There’s also an element of the personal touch to in-house IT that is sadly lacking, currently, in a cloud-based solution. A good IT department keeps everyone—users, management, third parties—in the loop. Even in those large enterprises for which regular updates need to be given, a dedicated IT department can give a sincere and business-focused response. However, cloud providers tend to offer canned responses that have been sanitized with the appropriate legal precautions. Their customers feel like they’re being kept in the dark and jump onto social media platforms to vent their frustration, and before long the outage is on the front page of every tech website.
Cloud is great for backups and disaster recovery. Standing up disaster recovery sites is so much easier.
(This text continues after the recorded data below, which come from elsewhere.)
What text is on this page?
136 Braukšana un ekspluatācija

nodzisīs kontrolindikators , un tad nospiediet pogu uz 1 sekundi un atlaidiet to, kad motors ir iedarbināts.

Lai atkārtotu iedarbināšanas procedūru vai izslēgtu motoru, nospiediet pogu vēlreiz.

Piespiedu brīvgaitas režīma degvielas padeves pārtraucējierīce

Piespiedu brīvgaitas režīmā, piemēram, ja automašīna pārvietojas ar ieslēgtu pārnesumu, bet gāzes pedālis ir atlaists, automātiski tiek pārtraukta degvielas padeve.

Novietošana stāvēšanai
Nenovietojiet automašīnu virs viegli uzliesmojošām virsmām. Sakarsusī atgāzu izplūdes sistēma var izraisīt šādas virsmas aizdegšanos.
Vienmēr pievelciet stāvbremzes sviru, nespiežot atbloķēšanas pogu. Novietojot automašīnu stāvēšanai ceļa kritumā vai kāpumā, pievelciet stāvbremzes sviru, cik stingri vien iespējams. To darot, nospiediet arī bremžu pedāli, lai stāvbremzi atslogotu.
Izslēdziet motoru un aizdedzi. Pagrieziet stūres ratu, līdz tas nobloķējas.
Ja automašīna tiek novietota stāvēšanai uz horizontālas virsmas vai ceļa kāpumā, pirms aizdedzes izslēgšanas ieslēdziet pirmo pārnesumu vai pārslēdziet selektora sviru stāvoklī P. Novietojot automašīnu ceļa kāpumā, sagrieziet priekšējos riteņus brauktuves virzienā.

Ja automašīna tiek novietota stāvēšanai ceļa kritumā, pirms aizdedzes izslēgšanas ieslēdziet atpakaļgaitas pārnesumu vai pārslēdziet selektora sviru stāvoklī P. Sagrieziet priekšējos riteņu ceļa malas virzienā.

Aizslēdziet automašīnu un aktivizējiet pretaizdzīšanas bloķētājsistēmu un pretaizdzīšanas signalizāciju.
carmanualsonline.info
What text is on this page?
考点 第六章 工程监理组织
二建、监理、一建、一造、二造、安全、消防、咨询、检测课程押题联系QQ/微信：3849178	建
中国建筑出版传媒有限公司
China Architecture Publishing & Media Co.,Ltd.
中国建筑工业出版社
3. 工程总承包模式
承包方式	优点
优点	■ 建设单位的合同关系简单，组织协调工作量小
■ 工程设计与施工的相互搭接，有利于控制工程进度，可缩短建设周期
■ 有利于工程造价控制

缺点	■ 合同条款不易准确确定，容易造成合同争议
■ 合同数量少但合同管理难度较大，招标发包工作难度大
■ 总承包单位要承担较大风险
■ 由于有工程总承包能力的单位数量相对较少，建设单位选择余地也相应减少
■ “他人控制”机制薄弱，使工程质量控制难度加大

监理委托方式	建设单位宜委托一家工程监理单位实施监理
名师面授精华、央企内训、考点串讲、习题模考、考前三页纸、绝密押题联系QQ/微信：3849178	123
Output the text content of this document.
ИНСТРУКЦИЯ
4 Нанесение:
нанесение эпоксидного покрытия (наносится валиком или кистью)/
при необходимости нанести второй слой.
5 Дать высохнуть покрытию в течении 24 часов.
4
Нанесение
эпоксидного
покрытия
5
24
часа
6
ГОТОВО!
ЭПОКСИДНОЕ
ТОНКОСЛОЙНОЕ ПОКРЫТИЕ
It’s great for scalability in environments that need to increase capacity rapidly at particular times (assuming you don’t pay too much for it). It’s also great for moving lower-impact services like email, instant messaging, and monitoring into an environment where you don’t have to worry about operational overheads and hassles. And it certainly has a big part to play in the transformation of modern IT environments that we see on the horizon. Windows 10 brings a new wave of rapid change, and it represents possibly the first iteration of the cloudy OS of the future.
That future is unlikely to be public cloud only. Hybrid is likely to be the way forward for the foreseeable future, although certain industries may find it easier to go all-in on cloud than others. Your deployment decisions should be evaluated carefully in light of your unique priorities; there is no one-size-fits-all answer. Ultimately, most businesses will want to take advantage of both on-premises and cloud-based solutions because they address different important issues. Has any technology since the mainframe truly totally replaced its predecessors? Some may well have supplemented existing tech, but none have yet fully superseded it. Cloud looks to be no different.